Kaine signed an executive order Monday requiring that anyone ordered by a court to get mental health treatment be added to the state police database of people barred from buying guns. The order eliminated a previous distinction between inpatient and outpatient mental health care for treatment ordered by a court. The new rules don’t apply to people who seek care of their own will.

Had Kaine’s executive order been in place when Seung-Hui Cho bought the handguns he later used to kill 32 people at Blacksburg, an instant check of the state database would have revealed he was forbidden from buying the weapons.

Cho was judged mentally ill and a danger to himself by a court in 2005 – long before he bought the guns in two separate purchases – and ordered to attend outpatient counseling.

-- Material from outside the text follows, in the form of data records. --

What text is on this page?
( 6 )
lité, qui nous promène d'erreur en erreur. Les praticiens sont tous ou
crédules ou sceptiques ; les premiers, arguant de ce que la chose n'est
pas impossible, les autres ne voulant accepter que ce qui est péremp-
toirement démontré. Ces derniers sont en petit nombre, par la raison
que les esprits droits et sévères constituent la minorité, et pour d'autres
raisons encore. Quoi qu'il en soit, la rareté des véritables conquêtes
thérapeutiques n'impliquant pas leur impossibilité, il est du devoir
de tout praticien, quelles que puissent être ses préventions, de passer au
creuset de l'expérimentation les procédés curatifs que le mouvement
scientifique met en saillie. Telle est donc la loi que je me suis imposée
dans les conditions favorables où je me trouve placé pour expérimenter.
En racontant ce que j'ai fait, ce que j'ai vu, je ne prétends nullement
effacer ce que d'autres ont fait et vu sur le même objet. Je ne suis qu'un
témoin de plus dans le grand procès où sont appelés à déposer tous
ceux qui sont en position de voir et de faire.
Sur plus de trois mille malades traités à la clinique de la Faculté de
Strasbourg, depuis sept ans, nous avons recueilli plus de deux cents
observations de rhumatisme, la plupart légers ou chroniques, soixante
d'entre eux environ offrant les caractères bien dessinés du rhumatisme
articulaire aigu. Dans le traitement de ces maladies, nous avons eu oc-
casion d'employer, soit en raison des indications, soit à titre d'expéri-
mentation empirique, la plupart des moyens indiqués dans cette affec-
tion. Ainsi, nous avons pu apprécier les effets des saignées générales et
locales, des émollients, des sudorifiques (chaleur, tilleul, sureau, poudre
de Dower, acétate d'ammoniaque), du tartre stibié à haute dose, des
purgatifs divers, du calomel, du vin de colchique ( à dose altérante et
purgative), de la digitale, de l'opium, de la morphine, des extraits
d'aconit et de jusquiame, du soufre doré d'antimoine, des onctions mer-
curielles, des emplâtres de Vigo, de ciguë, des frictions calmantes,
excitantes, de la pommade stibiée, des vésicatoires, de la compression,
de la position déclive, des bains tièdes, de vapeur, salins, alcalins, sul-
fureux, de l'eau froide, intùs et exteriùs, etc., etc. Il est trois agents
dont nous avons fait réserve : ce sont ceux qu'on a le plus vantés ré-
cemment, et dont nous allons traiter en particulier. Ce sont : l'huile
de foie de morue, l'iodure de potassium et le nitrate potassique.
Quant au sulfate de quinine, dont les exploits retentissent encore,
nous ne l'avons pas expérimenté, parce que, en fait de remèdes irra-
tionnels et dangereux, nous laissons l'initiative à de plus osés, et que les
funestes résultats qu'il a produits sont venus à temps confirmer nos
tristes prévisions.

But the licensed gun dealers who legally sold Cho the handguns didn’t know about that court ruling – because under Virginia’s old rules, the fact that Cho was not committed to a mental hospital meant his name was never entered into the database used by licensed gun dealers to do background checks before any sale.

Under the new rules issued by Kaine, court-ordered treatment, whether in-patient or out-patient, will be added to Virginia’s state police database. Once part of Virginia’s system, it will then become part of the federal database that gun dealers nationwide use. Thus, a future Cho will not be able buy firearms from a licensed gun dealer in another state.

Kaine’s order closing the mental health loophole doesn’t prevent a future mentally ill killer from buying guns through means that require no background check in Virginia, including buy-and-trade publications, transactions among gun collectors or hobbyists, and gun shows.

Colorado voters closed the gun-show loophole in the wake of the 1999 Columbine slayings. Virginia doesn’t have an initiative process, so any similar law requiring background checks of buyers at gun shows in the Old Dominion would have to come through the legislature.

For now, Kaine’s executive order closing the mental-health loophole is a prompt and measured response to Cho’s deranged rampage at Virginia Tech.